The market structure shift: from speculative gifts to payment rails

The Giving Block framing, that crypto philanthropy is "maturing," matches what you see in other corners of the market: stablecoins are increasingly used as infrastructure, not a trade.

When donations are routed through stablecoins, the act starts to resemble traditional digital payments, just with different settlement rails. That has second-order effects:
  • Recurring giving becomes viable. Stablecoins make monthly or campaign-based donation programs easier to run without forcing donors to time markets.
  • Cross-border donations get less messy. Dollar-pegged assets can be transmitted globally without forcing recipients to accept FX risk between donation and conversion.
  • Reporting and audit trails improve. On-chain transfers are timestamped and traceable, which can help reconcile inbound funds, particularly when paired with the platform's off-chain receipts and nonprofit accounting.

None of this eliminates operational risk, but it changes the default posture from "we took a flier on crypto" to "we added a new payment method."

Policy tailwinds, with a big asterisk

Giving Block suggested the 2025 stablecoin surge may have been aided by changes in US laws.
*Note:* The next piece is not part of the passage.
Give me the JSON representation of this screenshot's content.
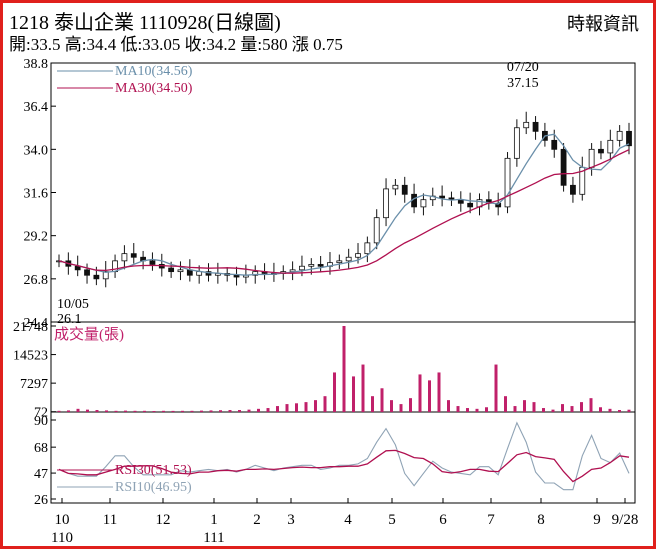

The important takeaway is not to overfit the exact mechanism from a headline, it is to recognize the direction of travel: clearer rules tend to increase institutional comfort.

For nonprofits, policy clarity affects real decisions, including:

  • whether the organization can custody assets directly or must use an intermediary,
  • how donation acknowledgments and receipts are structured,
  • how compliance teams evaluate source-of-funds risk,
  • whether finance teams treat stablecoins as cash equivalents or as digital assets requiring special handling.
If the legal environment reduces uncertainty, donors send larger gifts, and charities are more willing to accept them without immediately converting everything to fiat.
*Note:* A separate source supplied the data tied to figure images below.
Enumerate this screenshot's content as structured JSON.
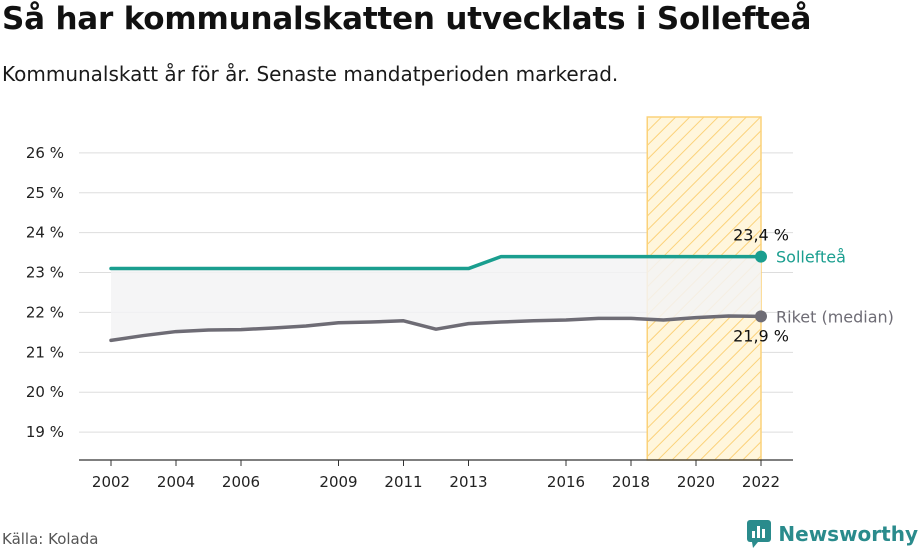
{
  "title": "Så har kommunalskatten utvecklats i Sollefteå",
  "subtitle": "Kommunalskatt år för år. Senaste mandatperioden markerad.",
  "source": "Källa: Kolada",
  "brand": "Newsworthy",
  "colors": {
    "primary": "#1a9e8f",
    "secondary": "#6e6c75",
    "highlight_fill": "#fff6dc",
    "highlight_hatch": "#fbd27a",
    "gap_fill": "#f3f3f4",
    "grid": "#dddddd",
    "brand": "#2a8b8c"
  },
  "chart_data": {
    "type": "line",
    "x": [
      2002,
      2003,
      2004,
      2005,
      2006,
      2007,
      2008,
      2009,
      2010,
      2011,
      2012,
      2013,
      2014,
      2015,
      2016,
      2017,
      2018,
      2019,
      2020,
      2021,
      2022
    ],
    "series": [
      {
        "name": "Sollefteå",
        "values": [
          23.1,
          23.1,
          23.1,
          23.1,
          23.1,
          23.1,
          23.1,
          23.1,
          23.1,
          23.1,
          23.1,
          23.1,
          23.4,
          23.4,
          23.4,
          23.4,
          23.4,
          23.4,
          23.4,
          23.4,
          23.4
        ],
        "end_label": "23,4 %"
      },
      {
        "name": "Riket (median)",
        "values": [
          21.3,
          21.42,
          21.52,
          21.56,
          21.57,
          21.61,
          21.66,
          21.74,
          21.76,
          21.79,
          21.58,
          21.72,
          21.76,
          21.79,
          21.81,
          21.85,
          21.85,
          21.81,
          21.87,
          21.91,
          21.9
        ],
        "end_label": "21,9 %"
      }
    ],
    "highlight": {
      "from": 2018.5,
      "to": 2022
    },
    "ylim": [
      18.3,
      26.9
    ],
    "yticks": [
      19,
      20,
      21,
      22,
      23,
      24,
      25,
      26
    ],
    "ytick_labels": [
      "19 %",
      "20 %",
      "21 %",
      "22 %",
      "23 %",
      "24 %",
      "25 %",
      "26 %"
    ],
    "xticks": [
      2002,
      2004,
      2006,
      2009,
      2011,
      2013,
      2016,
      2018,
      2020,
      2022
    ],
    "xtick_labels": [
      "2002",
      "2004",
      "2006",
      "2009",
      "2011",
      "2013",
      "2016",
      "2018",
      "2020",
      "2022"
    ],
    "xlabel": "",
    "ylabel": "",
    "grid": true
  }
}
Risks that still matter (yes, even for stablecoins)

"Stablecoin donation" is not the same thing as "risk-free donation." A mature phase still comes with sharp edges:

  • Issuer and counterparty risk: Stablecoins depend on the issuer's reserves, redemption processes, and banking relationships.
  • Freezing and compliance controls: Some stablecoins can be frozen or blacklisted under certain conditions, which can complicate edge cases for recipients and intermediaries.
  • Chain risk and fees: The donation can be stable while the network is congested, fees spike, or bridges introduce additional attack surface.
  • Optics and operational burden: Nonprofits need policies, tooling, and training. A single mishandled wallet or compromised inbox can turn a "new donor rail" into a security incident.

The upside is that these risks are increasingly understood, and the operational playbooks are getting better.

Takeaway: stablecoins are becoming the default "donate crypto" asset, but the thesis has conditions

Giving Block's $100 million-plus stablecoin figure for 2025 is the cleanest signal yet that crypto philanthropy is moving from vibes to plumbing. Donors are choosing USDC and Ripple USD because they behave like money, not like a trade, and nonprofits can actually budget around them.

The bullish thesis for "stablecoin giving" holds if two things stay true: stablecoins maintain tight pegs and reliable liquidity, and nonprofits keep getting clearer compliance pathways for custody and conversion. The thesis breaks if depeg events, regulatory whiplash, or high-profile custody failures push charities back into a "no crypto, thanks" posture.